Il passaggio al digitale comporta delle complessitá specifiche quando le informazioni sono di tipo sanitario. Anche da questo deriva un gap rispetto la dematerializzazione dei dati da parte della Sanitá rispetto gli Enti locali

Il tema della sanitá digitale é al centro dell’interesse per e-Gov, la rivista di Maggioli Editore che ha riunito in un workshop a Medmatic@ diverse competenze, professionalitá e i molti portatori di interessi su questa materia, creando un network di relazioni che permetterá di affrontare i vari aspetti della questione in approfondimenti futuri.

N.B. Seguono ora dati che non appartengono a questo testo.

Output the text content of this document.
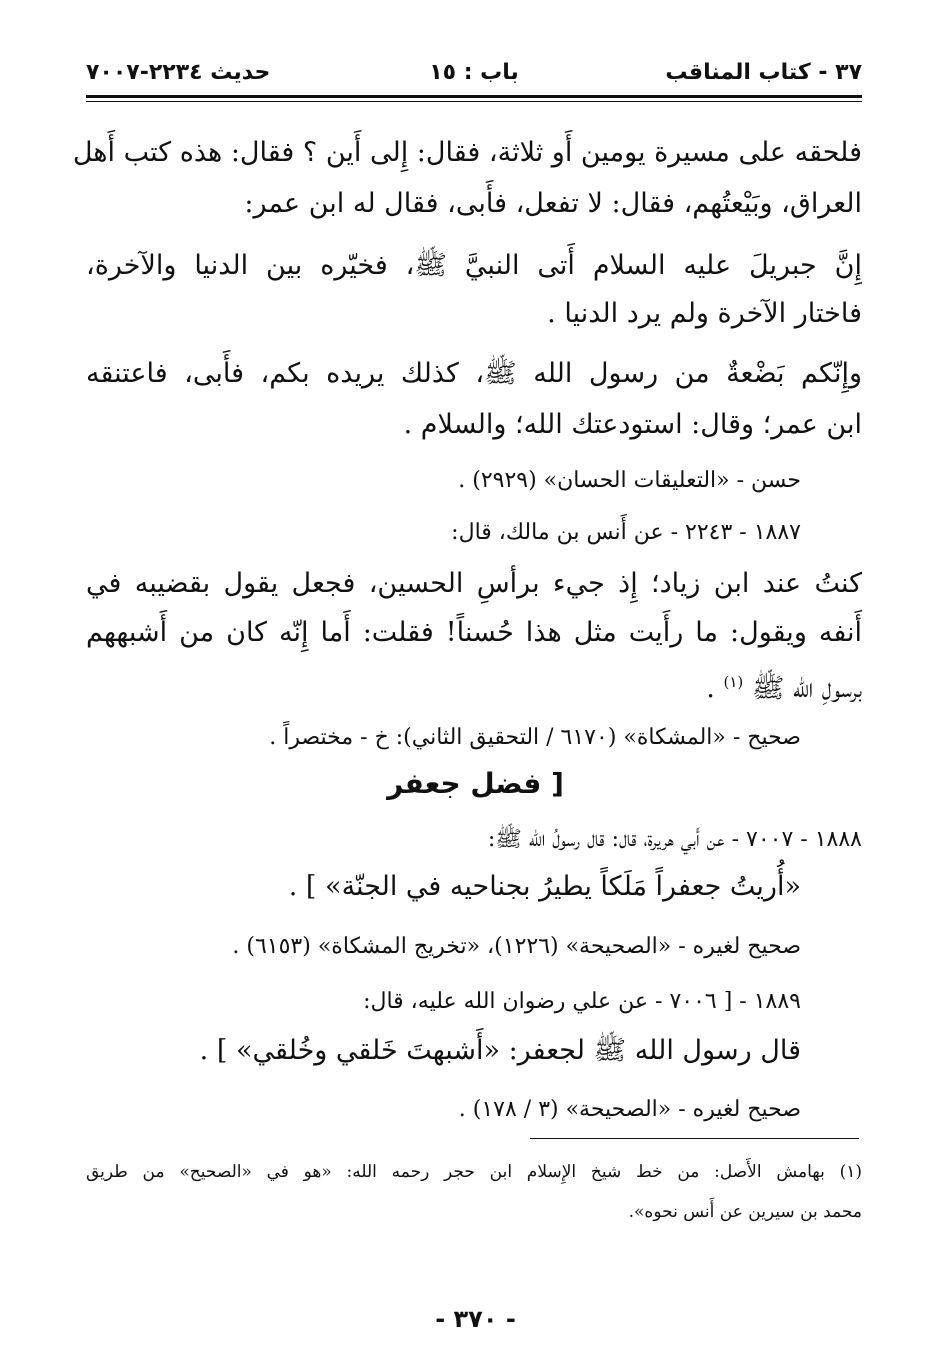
٣٧ - كتاب المناقب
باب : ١٥
حديث ٢٢٣٤-٧٠٠٧
فلحقه على مسيرة يومين أَو ثلاثة، فقال: إِلى أَين ؟ فقال: هذه كتب أَهل
العراق، وبَيْعتُهم، فقال: لا تفعل، فأَبى، فقال له ابن عمر:
إِنَّ جبريلَ عليه السلام أَتى النبيَّ ﷺ، فخيّره بين الدنيا والآخرة،
فاختار الآخرة ولم يرد الدنيا .
وإِنّكم بَضْعةٌ من رسول الله ﷺ، كذلك يريده بكم، فأَبى، فاعتنقه
ابن عمر؛ وقال: استودعتك الله؛ والسلام .
حسن - «التعليقات الحسان» (٢٩٢٩) .
١٨٨٧ - ٢٢٤٣ - عن أَنس بن مالك، قال:
كنتُ عند ابن زياد؛ إِذ جيء برأسِ الحسين، فجعل يقول بقضيبه في
أَنفه ويقول: ما رأَيت مثل هذا حُسناً! فقلت: أَما إِنّه كان من أَشبههم
برسولِ الله ﷺ $^{(١)}$ .
صحيح - «المشكاة» (٦١٧٠ / التحقيق الثاني): خ - مختصراً .
[ فضل جعفر
١٨٨٨ - ٧٠٠٧ - عن أَبي هريرة، قال: قال رسولُ الله ﷺ:
«أُريتُ جعفراً مَلَكاً يطيرُ بجناحيه في الجنّة» ] .
صحيح لغيره - «الصحيحة» (١٢٢٦)، «تخريج المشكاة» (٦١٥٣) .
١٨٨٩ - [ ٧٠٠٦ - عن علي رضوان الله عليه، قال:
قال رسول الله ﷺ لجعفر: «أَشبهتَ خَلقي وخُلقي» ] .
صحيح لغيره - «الصحيحة» (٣ / ١٧٨) .
(١) بهامش الأَصل: من خط شيخ الإِسلام ابن حجر رحمه الله: «هو في «الصحيح» من طريق
محمد بن سيرين عن أَنس نحوه».
- ٣٧٠ -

<<Quello della sanitá é un ambito in cui l’impatto del cambiamento tecnologico é molto pesante – sottolinea il dott. Claudio Forghieri, direttore scientifico di e-Gov – Finora ci si é mossi sulle buone pratiche e su casi di eccellenza. Dal dibattito di oggi emerge invece che serve un accordo di sistema per arrivare a compiere scelte strategiche, di dimensione regionale e nazionale>>.

Due i temi principali emersi nel confronto. Il primo tocca i limiti della responsabilitá delle aziende sanitarie per quanto riguarda la conservazione del dato sanitario. <<Si tratta – prosegue Forghieri di un insieme di dati che coprono tutta la vita della persona. Chi li deve conservare? Quale azienda sanitaria con la quale la persona viene in contatto? Non potrebbe esserne responsabile il cittadino stesso (naturalmente inteso non in senso individuale, ma come ambito privato)? Questo darebbe adito ad una definizione di ruoli che andrebbe a stimolare un nuovo mercato, un’intera filiera di business legata a questa problematica, come servizio al cittadino erogato dall’azienda ospedaliera anche in ousourcing>>.

Da questo tema deriva un altro punto cruciale, relativo alla modalitá di gestire i dati digitali. <<Ad oggi – spiega Forghieri si propende per un approccio di tipo CRM (Customer Relationship Management) con una logica di multicanalitá. Tale soluzione potrebbe generare valore sociale ma anche garantire una migliore performance sanitaria. Si pensi alle potenzialitá in campo di informazione e di prevenzione, oltre che di gestione della cura. E’ stato sperimentato sul campo che un sistema di invio di SMS di promemoria degli appuntamenti ha ridotto drasticamente il tasso di abbandono dei trattamenti ambulatoriali (appuntamenti che vengono in gran parte semplicemente dimenticati dal paziente). Tutto questo rientra nella logica del CRM ed é realizzabile senza investimenti straordinari. Si tratta piuttosto di anticipare i bisogni del malato ponendosi dal punto di vista del paziente e, piú in generale, del cittadino>>.